Sorry. That's something that was true in 2.x but not anymore. There used to be UserString, UserList, UserDict classes for serving as base classes. We still have those, but, at least now, we can extend the fundamental classes directly.

They are a bit more convenient than the built-ins.


We can inherit from `list`, `dict` etc., but objects of those classes are still not as flexible as "normal" objects. For example, we can't add an attribute to a list using `l = []; l.a = 1`.


I believe that makes them the same as any other class defined with `__slots__`:

    >>> class Foo:
    ...   __slots__ = ('a', 'b')
    ...
    >>> f = Foo()
    >>> f.a = 1
    >>> f.b = 2
    >>> f.c = 3
        Traceback (most recent call last):
          File "<stdin>", line 1, in <module>
        AttributeError: 'Foo' object has no attribute 'c'


> Are there psychotic devs out there who call it something other than `self`?

I call it "me".


[flagged]


Sorry I'm late here, but obviously you can't post like this. We've banned the account.

Please don't create accounts to break HN's guidelines with.

https://news.ycombinator.com/newsguidelines.html


You spelled it wrong!

Ruby’s approach is the most delightful, I find. elf is an instance of Elf and in elf.health, self is the elf.

Elf is an instance of Class and in Elf.surpass, self is the Elf class itself.


Ruby's irregular syntax drives me crazy.

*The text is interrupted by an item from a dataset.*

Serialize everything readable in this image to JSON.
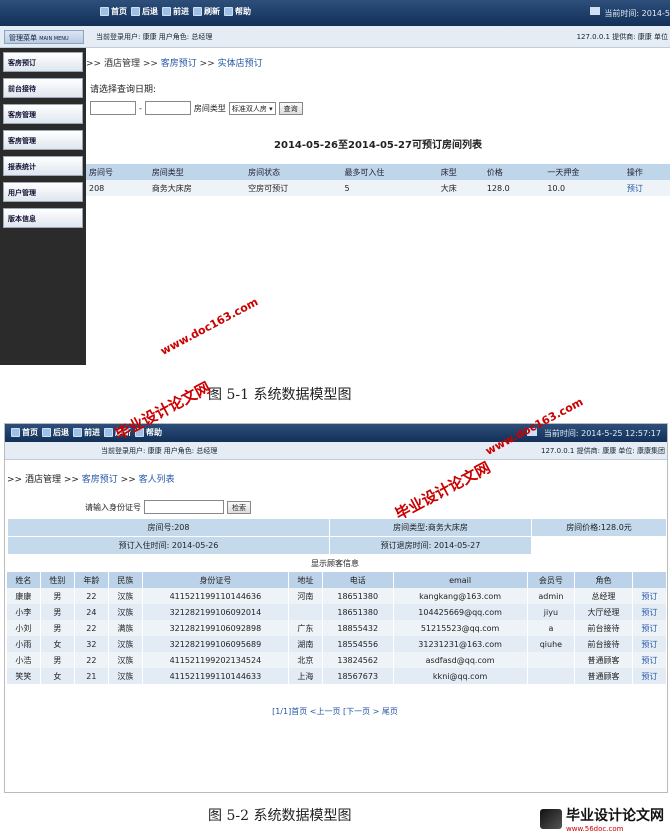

But it is beautiful.


I gotta say as a Python developer I kinda like this compared to thing = Thing()


Except the binding always implies the object is mutated on changes, which make any form of reasoning or concurrent programming difficult.


You can always mutate objects using functions that return new objects.

If you use methods of an instance you know the object's state may or may not change. If you set attributes, you know for sure they changed. If you use a function that returns a new objects you know you paid the object allocation tax.


I should have written almost always.

You can but it's not common. It's like saying you can write functional programing in C. You can but the whole ecosystem is not doing it.

If you set attributes, you know for sure that they changed at this particular place in the program but later in another position in the program, can you reason about the value of the object? You don't even who mutated it. And don't tell me "you can get its state", I'm talking about reasoning about the program here.

There is a reason why concurrent programming is more difficult than necessary with objects.

My point is that this implicit management of the state in "OOP" brings a lot of problems


If I were to design an idiot-proof OOP model that takes this into account, I'd force sequential processing of mutating methods - if the running method starts a mutation and there is another method doing the same, we roll it back until the previous method finishes.

Performance would suck, but that's life. You can't have your cake and eat it too.


Why? There are plenty of OO libraries where method calls do not change the object.


There is but it's mostly not how OO programs are built. And even assuming you have most of the core of your program behaving properly and clearly with non-mutable objects. What do you gain from having objects at this point?


Python OO is a bolt on. That's why it doesn't have syntactical support for magic functions or self. Nothing prevents you from implementing your own alternate object system. Python 2 had two of them.

As for the linters, just disable the rules you don't like.